The bottom calibration point looks to be around 15 ppm, and the baseline offset parameter appears to say the sensor has a tolerance of +/- 10 ppm uncertainty in the zero level output. If that's the right interpretation, this data doesn't seem to me to show what the sensor will do at or below that bottom 15ppm point. At some point as [CO] drops, the behavior of the electrical output WILL break down. That baseline offset, and the dearth of detail shown for response profile, don't clearly permit any conclusions about using the sensor to measure CO levels at or below even 15ppm.
 
The RAE CO sensor is a 500PPM version, order one with 500 PPM. It is 5 times smaller than the link I showed u, which is a year 2007 model technology and that link one, reads to 10,000 PPM. It is just an example but not the kind of sensor we use for dive gas.
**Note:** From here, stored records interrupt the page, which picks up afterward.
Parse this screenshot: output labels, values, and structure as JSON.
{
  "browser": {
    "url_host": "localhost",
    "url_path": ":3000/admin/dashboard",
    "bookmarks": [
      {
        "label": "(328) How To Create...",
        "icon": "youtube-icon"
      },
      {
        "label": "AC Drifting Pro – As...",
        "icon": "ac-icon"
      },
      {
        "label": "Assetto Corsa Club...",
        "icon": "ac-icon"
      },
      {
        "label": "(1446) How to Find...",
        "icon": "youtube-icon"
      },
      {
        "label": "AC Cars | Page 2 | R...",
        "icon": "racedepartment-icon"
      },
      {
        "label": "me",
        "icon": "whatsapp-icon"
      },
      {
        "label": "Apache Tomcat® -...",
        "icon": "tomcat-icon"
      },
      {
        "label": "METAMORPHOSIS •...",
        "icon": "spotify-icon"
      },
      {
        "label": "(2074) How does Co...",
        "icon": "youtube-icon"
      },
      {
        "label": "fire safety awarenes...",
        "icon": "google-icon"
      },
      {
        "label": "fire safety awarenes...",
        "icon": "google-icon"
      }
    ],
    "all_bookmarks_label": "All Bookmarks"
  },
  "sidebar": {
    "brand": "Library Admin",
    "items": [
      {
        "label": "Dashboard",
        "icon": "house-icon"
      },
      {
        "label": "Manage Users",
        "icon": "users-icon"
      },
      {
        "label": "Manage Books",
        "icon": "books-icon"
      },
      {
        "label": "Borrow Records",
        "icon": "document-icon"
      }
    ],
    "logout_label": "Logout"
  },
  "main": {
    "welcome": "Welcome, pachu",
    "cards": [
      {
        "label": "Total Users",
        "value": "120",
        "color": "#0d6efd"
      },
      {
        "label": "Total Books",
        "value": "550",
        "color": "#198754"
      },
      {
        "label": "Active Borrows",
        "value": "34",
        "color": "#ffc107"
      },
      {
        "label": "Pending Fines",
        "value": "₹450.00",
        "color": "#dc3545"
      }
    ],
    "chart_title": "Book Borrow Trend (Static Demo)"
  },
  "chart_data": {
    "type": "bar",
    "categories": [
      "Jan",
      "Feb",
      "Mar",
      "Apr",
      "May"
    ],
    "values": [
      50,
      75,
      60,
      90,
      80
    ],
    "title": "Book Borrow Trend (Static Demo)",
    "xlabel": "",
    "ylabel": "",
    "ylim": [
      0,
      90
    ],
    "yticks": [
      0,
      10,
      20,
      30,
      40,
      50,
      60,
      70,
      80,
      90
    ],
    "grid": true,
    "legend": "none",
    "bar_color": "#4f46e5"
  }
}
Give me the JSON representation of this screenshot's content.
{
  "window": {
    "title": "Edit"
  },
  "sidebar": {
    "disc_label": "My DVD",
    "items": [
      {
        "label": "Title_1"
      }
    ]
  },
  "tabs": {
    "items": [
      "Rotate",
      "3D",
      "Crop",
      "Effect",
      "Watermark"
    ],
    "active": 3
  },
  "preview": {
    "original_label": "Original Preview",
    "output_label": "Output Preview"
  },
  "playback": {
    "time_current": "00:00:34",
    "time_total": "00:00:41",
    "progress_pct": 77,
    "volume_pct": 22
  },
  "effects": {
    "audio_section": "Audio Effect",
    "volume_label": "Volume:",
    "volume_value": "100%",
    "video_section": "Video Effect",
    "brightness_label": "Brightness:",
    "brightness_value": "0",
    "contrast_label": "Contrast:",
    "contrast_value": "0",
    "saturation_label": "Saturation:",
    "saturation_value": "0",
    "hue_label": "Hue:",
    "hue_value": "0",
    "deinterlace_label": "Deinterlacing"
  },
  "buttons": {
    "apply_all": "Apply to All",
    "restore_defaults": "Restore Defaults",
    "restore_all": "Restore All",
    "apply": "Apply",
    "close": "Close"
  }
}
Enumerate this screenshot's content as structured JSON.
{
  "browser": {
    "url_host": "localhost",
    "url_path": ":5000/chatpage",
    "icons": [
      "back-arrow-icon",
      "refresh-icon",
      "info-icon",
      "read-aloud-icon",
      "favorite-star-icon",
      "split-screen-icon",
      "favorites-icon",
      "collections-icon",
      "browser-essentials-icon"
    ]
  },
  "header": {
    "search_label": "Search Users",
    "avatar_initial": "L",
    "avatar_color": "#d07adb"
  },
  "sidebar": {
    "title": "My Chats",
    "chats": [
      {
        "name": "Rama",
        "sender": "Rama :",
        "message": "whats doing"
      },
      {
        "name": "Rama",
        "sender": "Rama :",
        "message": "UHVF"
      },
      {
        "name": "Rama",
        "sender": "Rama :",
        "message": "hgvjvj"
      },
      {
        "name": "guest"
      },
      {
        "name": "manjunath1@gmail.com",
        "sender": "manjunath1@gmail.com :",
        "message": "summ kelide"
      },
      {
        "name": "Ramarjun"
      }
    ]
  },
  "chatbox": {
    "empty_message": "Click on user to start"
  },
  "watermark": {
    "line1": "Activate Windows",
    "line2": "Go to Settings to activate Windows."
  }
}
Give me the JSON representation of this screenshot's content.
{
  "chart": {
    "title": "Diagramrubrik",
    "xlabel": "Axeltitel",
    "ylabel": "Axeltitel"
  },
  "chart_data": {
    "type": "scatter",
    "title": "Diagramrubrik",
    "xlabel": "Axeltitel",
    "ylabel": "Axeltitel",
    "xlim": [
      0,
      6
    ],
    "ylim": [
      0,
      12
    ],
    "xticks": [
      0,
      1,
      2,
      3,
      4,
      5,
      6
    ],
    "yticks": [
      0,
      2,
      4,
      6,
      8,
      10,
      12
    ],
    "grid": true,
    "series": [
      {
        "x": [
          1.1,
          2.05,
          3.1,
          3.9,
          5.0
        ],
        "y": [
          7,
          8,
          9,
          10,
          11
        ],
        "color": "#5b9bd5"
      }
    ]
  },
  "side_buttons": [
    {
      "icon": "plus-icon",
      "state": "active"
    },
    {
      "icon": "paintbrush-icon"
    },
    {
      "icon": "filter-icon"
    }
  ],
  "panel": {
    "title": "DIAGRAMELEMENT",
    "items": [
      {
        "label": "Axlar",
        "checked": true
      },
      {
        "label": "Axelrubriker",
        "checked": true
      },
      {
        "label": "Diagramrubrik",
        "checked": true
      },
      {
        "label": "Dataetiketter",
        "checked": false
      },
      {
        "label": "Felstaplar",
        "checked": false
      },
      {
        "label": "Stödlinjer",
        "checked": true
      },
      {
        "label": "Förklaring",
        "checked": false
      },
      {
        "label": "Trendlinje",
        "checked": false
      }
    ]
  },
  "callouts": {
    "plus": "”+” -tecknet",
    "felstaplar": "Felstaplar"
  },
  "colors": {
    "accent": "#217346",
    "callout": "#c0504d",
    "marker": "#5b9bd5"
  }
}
Analox uses 100PPM sensor.

I been able to read 2-3 PPM CO with accuracy on the RAE repeatedly and same result from two detectors ( both are calibrated often ) and use clean air from a "clean" scuba tank to zero it. I would not worry about false reading, as long as the unit is calibrated often with a 10PPM calgas and a regulated flow one and does read 10PPM. I don't like using those "spray can" type some people are using, I use regulated 1 liter per minute flow regulator as ambient pressure may effect reading to some degree.